Video is perhaps the preeminent means to market product, but you could be measuring its impact all wrong.
B2B companies typically measure videos exclusively in terms of their contribution to conversions, and B2C companies typically measure video in exclusively in terms views and impressions.
Both have big problems, according to video hosting platform Wistia. A more valuable metric to justify investment is to measure the amount of time watched.
Wistia unpacks its argument in an article on the company’s website.
Conversion-based measurement, it says, is an attempt to put a meaningful monetary figure on the value received from the video, such that one can calculate ROI by comparing cost and return.
Simply put, you’re trying to work out how many people ended up purchasing your product or service after watching your video.
Sophisticated methods track the same user over multiple sessions and channels, using cookies, to see if they watch a video and then come back to purchase at a later date. This is known as an “assisted conversion.” Different attribution models are then used to determine how much won revenue should be applied to each session and interaction.
So far so good, and Wistia acknowledges this measurement is actually very useful for pure product, onboarding, and sales videos.
“The problems arise, however, when you rely on conversion for all videos, as your sole KPI,” the company explains.
Doing so is essentially saying that the main job of each video you create is to drive conversion, or in other words, every video is a product or sales video. But video, self-evidently, can be so much more than this. What if someone watches my video, talks about my brand in a private Slack group, and then a contact of theirs visits my website to become a customer? How do measure that when the video has done a lot of the hard work but gets none of the reward?
“The main problem with conversion-only measurement is what it does to the creative process. If you measure every video like a product video, you end up making only product videos. This leaves you with content that feels overly self-promotional, which quickly turns audiences off.”
What about impression-based measurement? This is an attempt to determine how many people your videos has reached in order to calculate market penetration and brand awareness.
Again, this metric has its uses but not when impressions become your sole KPI.
“Doing so is essentially saying that the main job of each video is to generate reach — every video should be as shareable and immediately engaging as possible.”

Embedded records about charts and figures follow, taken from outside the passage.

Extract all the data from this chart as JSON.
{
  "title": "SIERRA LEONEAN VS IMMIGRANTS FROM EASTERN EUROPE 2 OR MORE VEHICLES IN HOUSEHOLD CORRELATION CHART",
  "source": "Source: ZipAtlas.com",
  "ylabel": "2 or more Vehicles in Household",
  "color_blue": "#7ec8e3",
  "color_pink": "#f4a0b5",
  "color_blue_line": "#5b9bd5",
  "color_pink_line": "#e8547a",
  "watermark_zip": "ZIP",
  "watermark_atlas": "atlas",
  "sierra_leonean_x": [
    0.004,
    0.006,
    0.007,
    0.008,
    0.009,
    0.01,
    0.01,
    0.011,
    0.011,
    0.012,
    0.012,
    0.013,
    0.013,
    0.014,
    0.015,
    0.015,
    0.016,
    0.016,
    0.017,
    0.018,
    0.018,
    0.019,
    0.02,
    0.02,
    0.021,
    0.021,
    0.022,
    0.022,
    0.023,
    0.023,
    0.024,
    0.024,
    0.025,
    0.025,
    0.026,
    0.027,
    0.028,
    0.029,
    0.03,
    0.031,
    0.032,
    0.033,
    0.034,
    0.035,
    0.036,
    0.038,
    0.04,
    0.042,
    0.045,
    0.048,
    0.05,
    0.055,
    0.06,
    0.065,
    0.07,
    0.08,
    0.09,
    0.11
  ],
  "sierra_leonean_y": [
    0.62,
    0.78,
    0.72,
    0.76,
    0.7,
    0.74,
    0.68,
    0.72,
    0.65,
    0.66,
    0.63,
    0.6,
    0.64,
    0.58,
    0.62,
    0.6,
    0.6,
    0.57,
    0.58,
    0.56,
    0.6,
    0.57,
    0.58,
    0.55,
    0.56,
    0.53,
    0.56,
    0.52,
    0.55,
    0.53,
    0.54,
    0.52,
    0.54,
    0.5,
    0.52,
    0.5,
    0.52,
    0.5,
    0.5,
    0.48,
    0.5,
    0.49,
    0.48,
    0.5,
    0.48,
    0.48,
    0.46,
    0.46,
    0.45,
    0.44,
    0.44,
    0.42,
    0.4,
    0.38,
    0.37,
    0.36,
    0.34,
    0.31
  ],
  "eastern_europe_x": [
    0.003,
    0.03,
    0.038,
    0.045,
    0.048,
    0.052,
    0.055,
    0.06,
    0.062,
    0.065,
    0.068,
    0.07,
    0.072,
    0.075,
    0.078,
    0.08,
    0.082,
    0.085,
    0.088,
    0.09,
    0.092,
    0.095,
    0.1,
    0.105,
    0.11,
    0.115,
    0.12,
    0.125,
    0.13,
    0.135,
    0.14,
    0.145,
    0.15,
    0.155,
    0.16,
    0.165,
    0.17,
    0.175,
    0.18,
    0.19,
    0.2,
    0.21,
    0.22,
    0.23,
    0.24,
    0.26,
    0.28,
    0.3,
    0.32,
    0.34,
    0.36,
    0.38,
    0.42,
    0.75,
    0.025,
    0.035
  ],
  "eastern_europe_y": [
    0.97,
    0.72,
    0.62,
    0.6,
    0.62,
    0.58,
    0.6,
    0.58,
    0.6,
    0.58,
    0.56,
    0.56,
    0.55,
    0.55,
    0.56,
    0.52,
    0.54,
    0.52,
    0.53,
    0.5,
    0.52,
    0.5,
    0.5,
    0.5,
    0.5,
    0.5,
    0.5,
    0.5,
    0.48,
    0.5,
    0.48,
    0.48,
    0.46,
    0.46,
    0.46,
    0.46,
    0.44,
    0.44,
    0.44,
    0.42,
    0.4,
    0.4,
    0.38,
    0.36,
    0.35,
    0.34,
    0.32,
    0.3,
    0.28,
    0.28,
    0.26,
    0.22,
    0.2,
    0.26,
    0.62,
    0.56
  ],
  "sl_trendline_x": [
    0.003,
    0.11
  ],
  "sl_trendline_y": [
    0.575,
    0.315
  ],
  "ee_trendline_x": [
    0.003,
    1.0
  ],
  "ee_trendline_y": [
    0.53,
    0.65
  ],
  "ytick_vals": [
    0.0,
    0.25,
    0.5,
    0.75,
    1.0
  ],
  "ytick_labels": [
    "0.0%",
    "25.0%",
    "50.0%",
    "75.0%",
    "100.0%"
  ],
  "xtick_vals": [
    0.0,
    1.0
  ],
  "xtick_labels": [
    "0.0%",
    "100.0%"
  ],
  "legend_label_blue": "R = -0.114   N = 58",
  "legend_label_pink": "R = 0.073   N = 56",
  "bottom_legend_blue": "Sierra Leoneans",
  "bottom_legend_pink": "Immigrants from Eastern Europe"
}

This problem circles back to the creative. If you measure every video like a viral social video, you only make viral social videos. Lots and lots of short videos, all with catchy hooks. Learning videos, intended to simply educate potential customers, become unnecessarily short, with a disingenuous hook for the sake of maximizing average percentage watched and view counts, making them feel shallow.
Wistia wants marketers to place more emphasis on time spent watching a video, arguing that word of mouth is becoming the most important means of influencing purchasing decisions, for individuals and companies.
“Time Watched is a great KPI for the vast majority of videos,” it says. “It prevents us from caring only about people who purchase and people who engage with our content, however insignificant the impact is for them.”
Admittedly, this has problems of its own. For starters, “Time Watched” extrapolates from a concrete sense of “people impacted” to a more abstract number, “content consumed.” Where I can imagine X number of people watching a video or Y percentage of those people converted, it’s much harder to mentally visualize consumption.
It’s also, intentionally, not a metric that can be seen through the lens of “ROI,” or tied to a typical conversion funnel.
The great value of Time Watched for those trying to justify investment in video is that it’s a metric that can be used to compare different media types.
“If I can show that 500 hours were spent reading 20 blog posts, but 700 hours were spent watching just five videos, it makes the case for shifting from investment in text and images to videos much easier.
“If we can grasp the concept that, as marketers, we are no longer optimizing for share of voice, (i.e. the amount of noise being made) but for share of mind (i.e. the time and consideration people are spending with your company), Time Watched reveals itself as the best possible universal video metric.”